Boris, Teddybär und Riesenbaby

Ein Psychodrama um Boris, den Teddybären und das Riesenbaby, den Entertainer und die Witzfigur.

„Ich will meinen Kuchen, und ich will ihn essen.“ Daraus spricht der Trotz eines Fünfjährigen vor der Geburtstagsparty. Zugeschrieben wird der Satz indes einem, der jüngst seinen 55. Geburtstag gefeiert hat und der den Mund von klein auf nicht vollbekommt. Weltkönig werde er dereinst, verkündete das kleine Krümelmonster in den Swinging Sixties. Zum Vorbild erwählte er sich niemand Geringeren als Winston Churchill, den Nationalheiligen.

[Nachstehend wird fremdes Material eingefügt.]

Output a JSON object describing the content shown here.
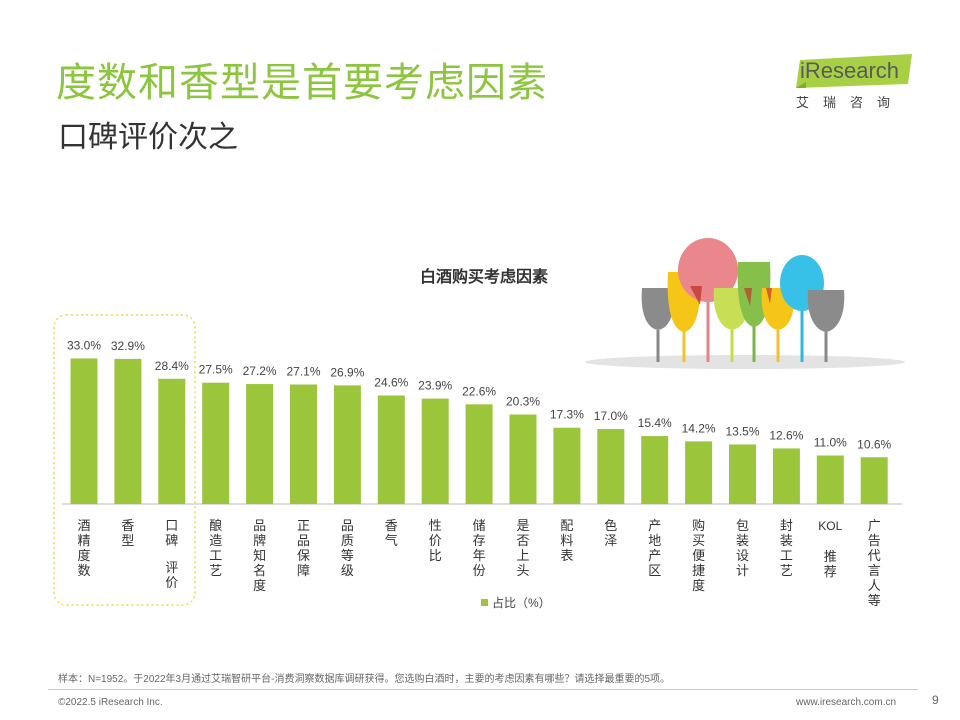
{
  "page": {
    "title": "度数和香型是首要考虑因素",
    "subtitle": "口碑评价次之",
    "logo_text": "iResearch",
    "logo_sub": "艾瑞咨询",
    "note": "样本：N=1952。于2022年3月通过艾瑞智研平台-消费洞察数据库调研获得。您选购白酒时，主要的考虑因素有哪些？请选择最重要的5项。",
    "copyright": "©2022.5 iResearch Inc.",
    "website": "www.iresearch.com.cn",
    "page_number": "9"
  },
  "colors": {
    "accent": "#8cc63f",
    "bar": "#9bc63c",
    "highlight_box": "#f2d94a",
    "text": "#333333"
  },
  "chart_data": {
    "type": "bar",
    "title": "白酒购买考虑因素",
    "categories": [
      "酒精度数",
      "香型",
      "口碑 评价",
      "酿造工艺",
      "品牌知名度",
      "正品保障",
      "品质等级",
      "香气",
      "性价比",
      "储存年份",
      "是否上头",
      "配料表",
      "色泽",
      "产地产区",
      "购买便捷度",
      "包装设计",
      "封装工艺",
      "KOL推荐",
      "广告代言人等"
    ],
    "values": [
      33.0,
      32.9,
      28.4,
      27.5,
      27.2,
      27.1,
      26.9,
      24.6,
      23.9,
      22.6,
      20.3,
      17.3,
      17.0,
      15.4,
      14.2,
      13.5,
      12.6,
      11.0,
      10.6
    ],
    "value_labels": [
      "33.0%",
      "32.9%",
      "28.4%",
      "27.5%",
      "27.2%",
      "27.1%",
      "26.9%",
      "24.6%",
      "23.9%",
      "22.6%",
      "20.3%",
      "17.3%",
      "17.0%",
      "15.4%",
      "14.2%",
      "13.5%",
      "12.6%",
      "11.0%",
      "10.6%"
    ],
    "legend": "占比（%）",
    "legend_position": "bottom",
    "highlighted_categories": [
      "酒精度数",
      "香型",
      "口碑 评价"
    ],
    "grid": false
  }
}
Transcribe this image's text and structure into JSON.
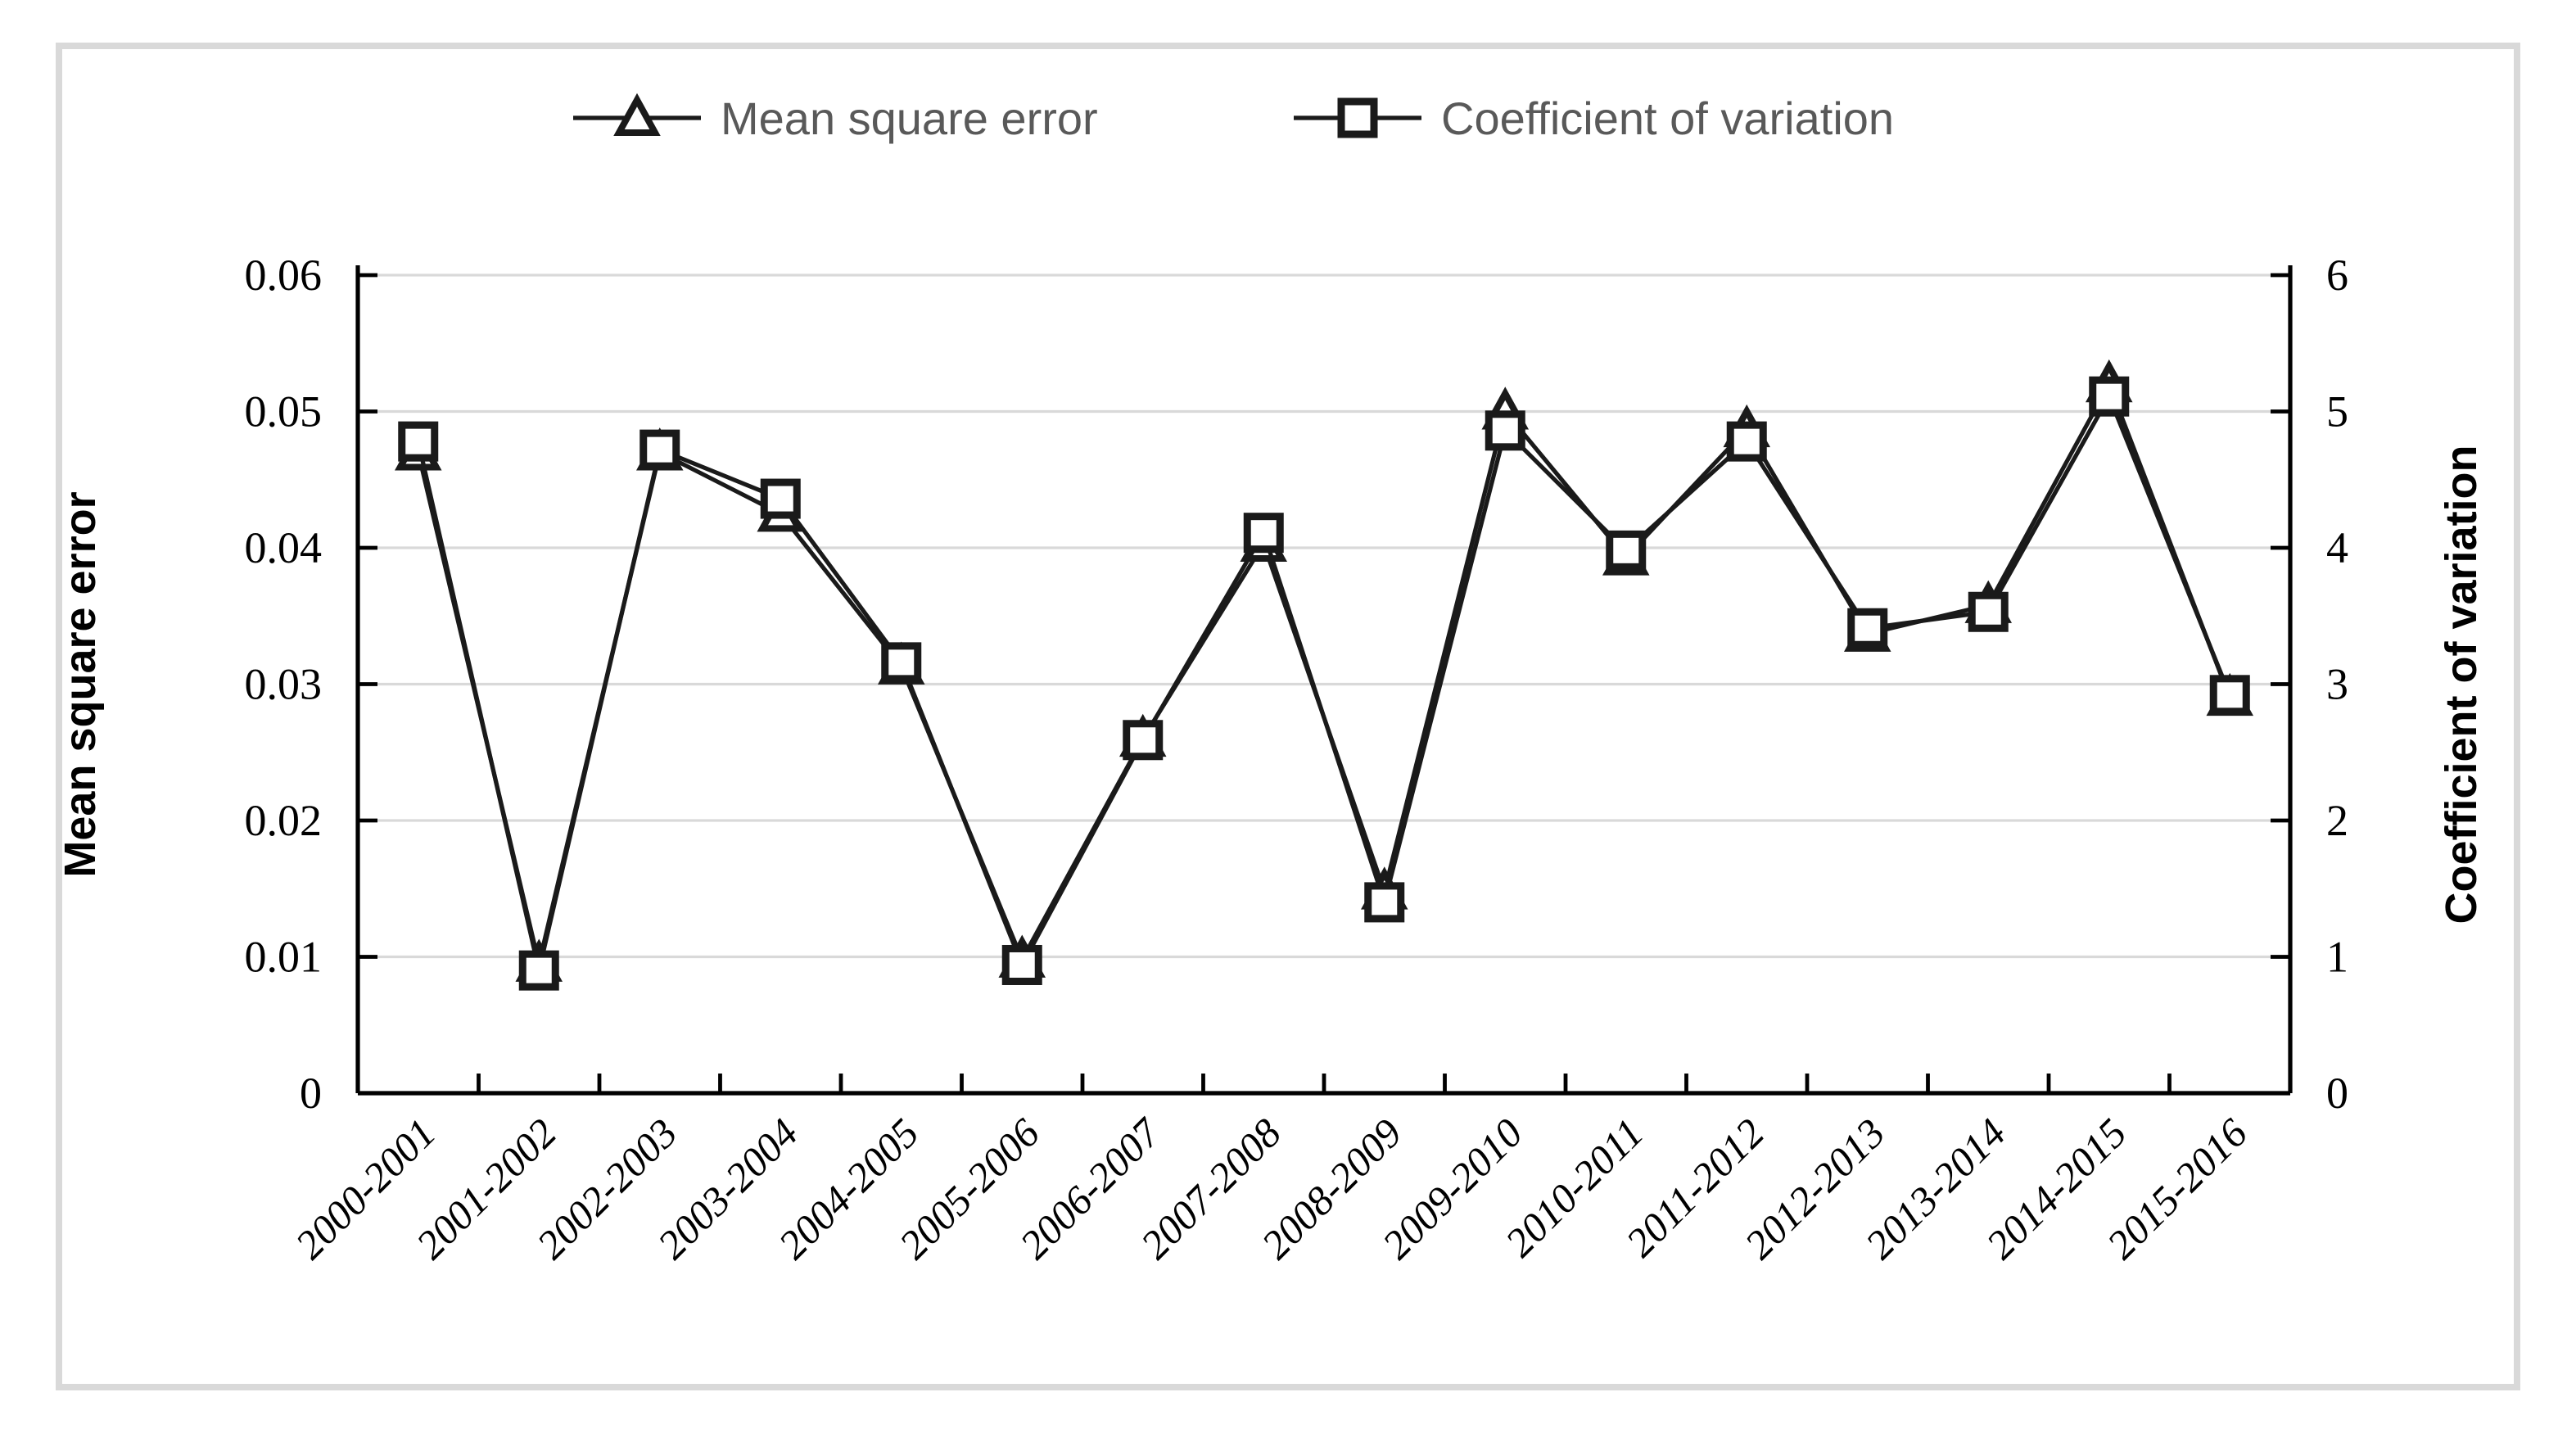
{
  "frame": {
    "border_color": "#d9d9d9"
  },
  "legend": {
    "items": [
      {
        "label": "Mean square error",
        "marker": "triangle"
      },
      {
        "label": "Coefficient of variation",
        "marker": "square"
      }
    ]
  },
  "chart_data": {
    "type": "line",
    "categories": [
      "2000-2001",
      "2001-2002",
      "2002-2003",
      "2003-2004",
      "2004-2005",
      "2005-2006",
      "2006-2007",
      "2007-2008",
      "2008-2009",
      "2009-2010",
      "2010-2011",
      "2011-2012",
      "2012-2013",
      "2013-2014",
      "2014-2015",
      "2015-2016"
    ],
    "series": [
      {
        "name": "Mean square error",
        "axis": "left",
        "marker": "triangle",
        "values": [
          0.047,
          0.0095,
          0.047,
          0.0425,
          0.0313,
          0.0098,
          0.026,
          0.0403,
          0.0148,
          0.05,
          0.0393,
          0.0487,
          0.0337,
          0.0358,
          0.052,
          0.029
        ]
      },
      {
        "name": "Coefficient of variation",
        "axis": "right",
        "marker": "square",
        "values": [
          4.78,
          0.9,
          4.72,
          4.36,
          3.16,
          0.94,
          2.59,
          4.11,
          1.4,
          4.86,
          3.98,
          4.78,
          3.41,
          3.53,
          5.11,
          2.92
        ]
      }
    ],
    "left_axis": {
      "title": "Mean square error",
      "min": 0,
      "max": 0.06,
      "tick_step": 0.01,
      "ticks": [
        "0",
        "0.01",
        "0.02",
        "0.03",
        "0.04",
        "0.05",
        "0.06"
      ]
    },
    "right_axis": {
      "title": "Coefficient of variation",
      "min": 0,
      "max": 6,
      "tick_step": 1,
      "ticks": [
        "0",
        "1",
        "2",
        "3",
        "4",
        "5",
        "6"
      ]
    },
    "grid": true,
    "legend_position": "top"
  },
  "colors": {
    "line": "#1a1a1a",
    "grid": "#d9d9d9",
    "frame": "#d9d9d9",
    "axis": "#000000",
    "legend_text": "#595959",
    "marker_fill": "#ffffff"
  }
}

Kindern lässt man derlei Flausen durchgehen – aber einem gestandenen Mann wie Boris Johnson, den die Briten, ob sie ihn lieben oder hassen, nur Boris nennen? Alles lief ganz rund für ihn: Wer sollte ihn stoppen auf dem Weg in 10 Downing Street? Bei der Kür der Tories hatte er zuletzt Michael Gove, seinen Oxford-Kumpel, späteren Intimfeind und gefährlichsten Rivalen, ausgeschaltet. Die Fraktion hat er hinter sich, und die Mitglieder fliegen auf ihn.

Nur flog er nun aus der Wohnung. Und das alles wegen des mitternächtlichen Gezeters mit der jungen Freundin, des Rotweinflecks auf dem Sofa, des Strafzettels auf dem Auto. Ein Psychodrama um Boris, den Teddybären und das Riesenbaby, den Entertainer und die Witzfigur. Wer die Tories wähle, erhöhe die Chancen auf größere Brüste und einen BMW, versprach er einst. Verzeihen ihm die Briten? Und wer gibt ihm jetzt bloß die Quietschente? (vier)

Reaktionen an: thomas.vieregge@diepresse.com

("Die Presse", Print-Ausgabe, 25.06.2019)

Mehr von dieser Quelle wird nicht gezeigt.